Abortion Decision A Harbinger For Other Rights
Saturday, I attended our local Women’s March, this time to save abortion rights. It is no coincidence that it came two days before the opening of the Supreme Court’s newest term which is likely to finalize the end of Roe v. Wade as we know it. The Court’s use of the shadow docket to validate the Texas bounty law that has clearly ended the ability to get any abortions in that state was just the prelim to the Dobbs v. Jackson Women’s Health Organization case that seeks to ban abortions after 15 weeks, nearly two months earlier than current law allows and which is well before fetal viability.
The end of Roe v. Wade and the resulting cumbersome restrictions on abortion potentially so severe as to make it impossible to actually get one are just a harbinger of things to come from this radical Supreme Court. While it may not be the focus right now, the Roe decision will have serious implications for gay and transgender rights, marriage equality, worker’s rights, voting rights, and even democracy itself. If you want to see just how extreme the conservatives on this Court are, you should read Ian Millhiser’s piece on “The Nihilism of Neil Gorsuch”, one of the supposedly “swing” justices on this 6-3 Court. Millhiser writes, “He is broadly anti-government, skeptical of democracy and the institutions that make it possible, and eager to centralize power within the judiciary. That worldview and his certitude of its rightness are married with a willingness, even eagerness, to impose draconian consequences on the nation if he catches someone violating his often-quite-unusual ideas about what the rules should be…his overarching view that power should be concentrated within the judicial branch has broad support among his Republican-appointed colleagues”.
As Millhiser notes, Gorsuch seems to believe the disastrous real-world effects of his decisions are irrelevant.
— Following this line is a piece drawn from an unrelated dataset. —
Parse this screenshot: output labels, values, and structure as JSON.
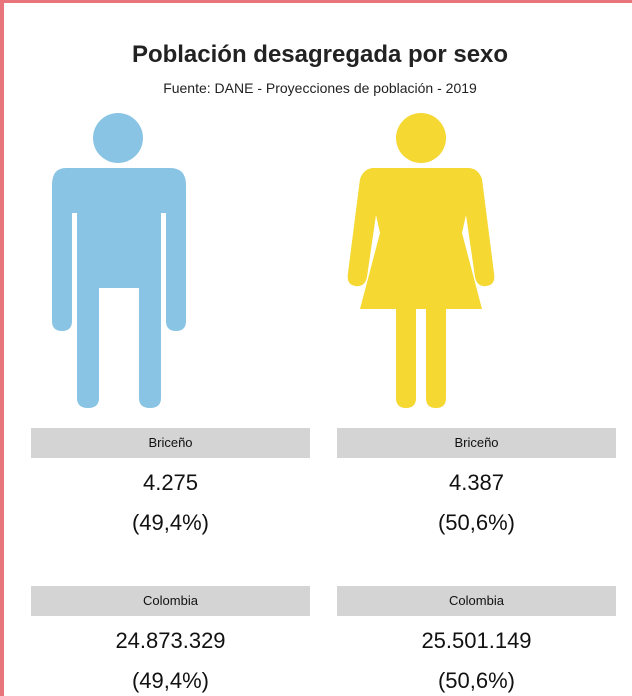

Last year, he actually voted, thankfully in the minority, to undo 13 years of work and hundreds of billions of dollars in transactions in a case involving whether the President had the power to fire the head of the Federal Housing Finance Agency, a decision that would have probably thrown the world economy back into recession. Gorsuch was the only Justice to join Alito in voting to rule the entire ACA unconstitutional simply because Congress decided to reduce the penalty for not getting health insurance to zero. That view ignored the fact that Congress had specifically decided not to repeal the ACA as well as the fact that it would have immediately voided the health insurance of around 30 million Americans. Gorsuch also joined Thomas and Alito in being willing to throw out the votes of 20,000 South Carolinians who had early-voted legally under the rules in place at the time, before the Court intervened to require a witness to those mail-in ballots. (The view of these three Justices is probably not surprising when you think about the party that was pushing their voters the hardest to vote early last year). And never forget that Gorsuch as an appellate judge was again the sole vote to uphold a company’s right to fire one of its truckers because he abandoned his broken-down load for 30 minutes because he was literally freezing to death. His logic was that the law allowed a trucker to refuse to operate an unsafe vehicle, but, by unhitching the broken trailer from the cab, the trucker was actually operating a safe vehicle and should fired for refusing company orders. Gorsuch’s logic would have literally meant that the trucker’s only legal option was to freeze to death.
Chief Justice Roberts was a master at advancing conservative causes on the Court while maintaining the illusion of impartiality with the American public. With Roberts no longer even a swing vote, that appears to be changing. The conservative’s abuse of the shadow docket to not only intervene in ongoing lower court cases but also make merit decisions in emergency orders showed an extraordinary amount of hubris and changed the perception of the Court. A recent poll showed the Court with just a 37% approval rating, the lowest ever recorded in the recent history of the question, and the conservatives on the Court are clearly on the defensive. Whenever you have to say, as Justice Barrett did at what was supposedly a victory lap at the McConnell Center, “My goal today is to convince you that this Court is not comprised of a bunch of partisan hacks”, that is not a good sign. Justice Alito showed a similar defensiveness when he responded to those criticizing the Court’s expansive use of the “shadow docket”, describing those critiques as trying to “portray the [C]ourt as having been captured by a dangerous cabal that resorts to sneaky and improper methods to get its ways. This portrayal feeds unprecedented efforts to intimidate the [C]ourt and to damage it as an independent institution”.
The question going forward is whether this defensiveness will somewhat restrain the conservative justices in some of the upcoming cases or whether it is merely gaslighting and, like Gorsuch, their often decades-long desire to overturn some of the core precedents of American civil and political society will allow them to ignore the severe real-world consequences of their actions. If the conservatives’ hubris of the recent past is any indication, it is hard to be hopeful. This will be an eventful, interesting, and probably dispiriting term.